Remember, the police are still tethered (although pulling) to a leash: policing by consent. British sensibilities would never allow a police force which was full enforcement orientated. Comparatively, Customs were set up with no such leash, they had a job, catch the rum smugglers etc, extract the duties owing.

Of course, not everyone tries to smuggle dodgy gin, or commits criminal offences – but, everyone does pay taxes. So, at the other end of the scale was the Inland Revenue.
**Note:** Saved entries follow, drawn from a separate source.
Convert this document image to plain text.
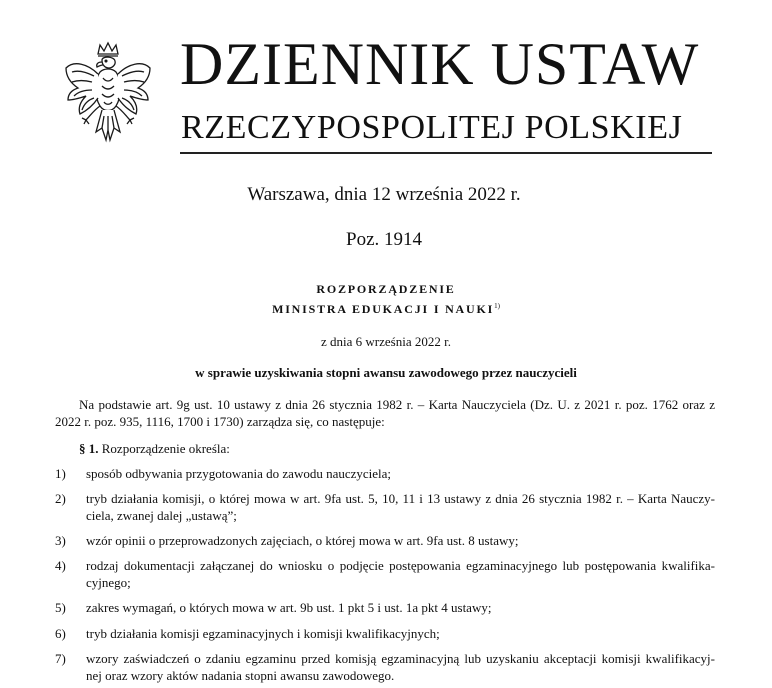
DZIENNIK USTAW
RZECZYPOSPOLITEJ POLSKIEJ
Warszawa, dnia 12 września 2022 r.
Poz. 1914
ROZPORZĄDZENIE
MINISTRA EDUKACJI I NAUKI$^{1)}$
z dnia 6 września 2022 r.
w sprawie uzyskiwania stopni awansu zawodowego przez nauczycieli
Na podstawie art. 9g ust. 10 ustawy z dnia 26 stycznia 1982 r. – Karta Nauczyciela (Dz. U. z 2021 r. poz. 1762 oraz z 2022 r. poz. 935, 1116, 1700 i 1730) zarządza się, co następuje:
§ 1. Rozporządzenie określa:
1) sposób odbywania przygotowania do zawodu nauczyciela;
2) tryb działania komisji, o której mowa w art. 9fa ust. 5, 10, 11 i 13 ustawy z dnia 26 stycznia 1982 r. – Karta Nauczy-
ciela, zwanej dalej „ustawą”;
3) wzór opinii o przeprowadzonych zajęciach, o której mowa w art. 9fa ust. 8 ustawy;
4) rodzaj dokumentacji załączanej do wniosku o podjęcie postępowania egzaminacyjnego lub postępowania kwalifika-
cyjnego;
5) zakres wymagań, o których mowa w art. 9b ust. 1 pkt 5 i ust. 1a pkt 4 ustawy;
6) tryb działania komisji egzaminacyjnych i komisji kwalifikacyjnych;
7) wzory zaświadczeń o zdaniu egzaminu przed komisją egzaminacyjną lub uzyskaniu akceptacji komisji kwalifikacyj-
nej oraz wzory aktów nadania stopni awansu zawodowego.
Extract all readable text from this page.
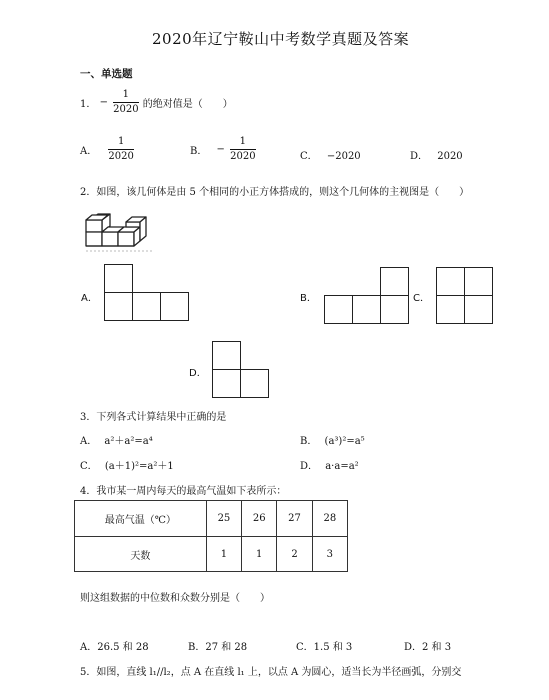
2020年辽宁鞍山中考数学真题及答案
一、单选题
1． − $\frac{1}{2020}$ 的绝对值是（　　）
A． $\frac{1}{2020}$	B． − $\frac{1}{2020}$	C． −2020	D． 2020
2．如图，该几何体是由 5 个相同的小正方体搭成的，则这个几何体的主视图是（　　）
A．	B．	C．
D．
3．下列各式计算结果中正确的是
A． a²＋a²=a⁴	B． (a³)²=a⁵
C． (a＋1)²=a²＋1	D． a·a=a²
4．我市某一周内每天的最高气温如下表所示：
最高气温（℃）	25	26	27	28
天数	1	1	2	3
则这组数据的中位数和众数分别是（　　）
A．26.5 和 28	B．27 和 28	C．1.5 和 3	D．2 和 3
5．如图，直线 l₁//l₂，点 A 在直线 l₁ 上，以点 A 为圆心，适当长为半径画弧，分别交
An enforcement agency to an extent, but an agency which tried to co-operate with the tax payer to obtain dues owing.

My fear was always that customs culture would overwhelm the co-operative culture of the Inland Revenue.
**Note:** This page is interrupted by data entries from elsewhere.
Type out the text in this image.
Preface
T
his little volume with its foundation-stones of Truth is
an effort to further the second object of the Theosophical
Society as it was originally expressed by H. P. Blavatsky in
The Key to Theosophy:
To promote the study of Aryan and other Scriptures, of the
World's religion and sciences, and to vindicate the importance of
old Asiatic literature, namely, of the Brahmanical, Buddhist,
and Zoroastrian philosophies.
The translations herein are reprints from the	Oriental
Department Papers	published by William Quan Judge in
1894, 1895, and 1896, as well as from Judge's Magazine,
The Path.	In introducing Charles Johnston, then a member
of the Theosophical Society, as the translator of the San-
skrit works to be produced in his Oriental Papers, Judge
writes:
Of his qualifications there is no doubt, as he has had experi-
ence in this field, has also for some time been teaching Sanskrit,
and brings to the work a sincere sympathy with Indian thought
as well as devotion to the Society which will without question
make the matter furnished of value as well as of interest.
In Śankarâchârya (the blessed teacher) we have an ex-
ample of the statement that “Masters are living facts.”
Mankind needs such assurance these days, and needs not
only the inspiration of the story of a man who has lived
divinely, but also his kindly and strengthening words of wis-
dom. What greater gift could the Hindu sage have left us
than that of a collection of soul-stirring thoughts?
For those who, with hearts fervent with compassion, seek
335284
By example, prior to 2006, today’s advertised top taxcrims would have been dealt with by:

Operation Inertia – MTIC fraud (VAT) – would have been a Customs job.

Operation Hippolamp – Tobacco duty evasion –  would have been a Customs job.

Operation Recuprical – Tax fraud –  Inland Revenue (possibly police)

Operation Reinforce – Import duty evasion would have been a Customs job.

Operation Rust – Alcohol duty evasion – would have been a Customs job.

Operation Tulipbox – VAT fraud – would have been a Customs job.

Operation Snowbank – Duty evasion – would have been a Customs job.

Operation Tousle 95 – Tobacco duty evasion – would have been a Customs job.

Operation Hazel Lamp – Tobacco duty evasion – would have been a Customs job.

Operation Vara – Import duty evasion – would have been a Customs job.

… should have been a customs job.

Clearly this latest piece of HMRC PR is a customs job. And, combined with the eyes. yes, you’ve all seen the ‘undeclared income eyes’ on bill boards, the tube, the train on the sides of buses.

It would seem to me that customs culture has won out. Combat don’t co-operate. The days of Moira Stuart, the cartoon of the Revenue man in the bowler hat: tax doesn’t have to be taxing are gone.

Culturally

Why do I say it’s wrong? I don’t know the figures, whether enforcement or co-operation are better. But, what I do know is that a culture of enforcement rather than co-operation widens the caste of people who are to be potentially criminalised, not only is that crass, it’s wrong.

It’s all too us and them, the Government suspects everyone, suspects we’re all at the tax dodge. Forget the fact that most of you pay your taxes PAYE.

People are less likely to be open with HMRC if they think they are a suspect rather than a customer. Afterall, to coin a phrase which all coppers love to hate, ‘my taxes pay your wages mate.’

FTD

Visit forthedefence.org for more blog posts about criminal justice today in the UK.

 

5 comments

  1. “It would seem to me that customs culture has won out”. It hasn’t. Or hadn’t at local office level seven years ago, when I retired from HMRC (Inland Revenue). The only signs of the merger were the name change and joint Intranet.
    These cases involve deliberate fraud on a massive scale, and not typical of the way the overwhelming majority of taxpayers are dealt with.


    • Interesting. I found that if you asked an ex-Revenue person in HMRC they’d tell you the Customs culture had won. And if you asked an ex-Customs person they’d tell you the Revenue culture had won. And if you found someone who had joined HMRC after the merger and asked them the same question they’d look at you as if you were a dinosaur!


  2. Wendy –

    My current preferred response to “My taxes pay your wages” is “Technically, yes, I agree that a minute proportion of the taxes you pay may find its way into my pay cheque; but it you compare your tax bill with the total exchequer revenue, and my salary with the total exchequer expenditure, you will see that in each case it is a sufficiently small proportion of the total as to be de minimis, and I am entirely satisfied that there is no real risk of any conflict of interest arising. Now, shall we continue with the task in hand?”

    Affectionately yours,

    An Officer of Revenue & Customs and elected ARC official.


    • Jeremy

      Hmm… you HAD noticed that this was a guest post blog by FTD, the barrister who writes http://forthedefence.org/ and not by me, right?

      And my taxes paid out of my pension paid out of your taxes probably wouldn’t pay *anybody’s* wages!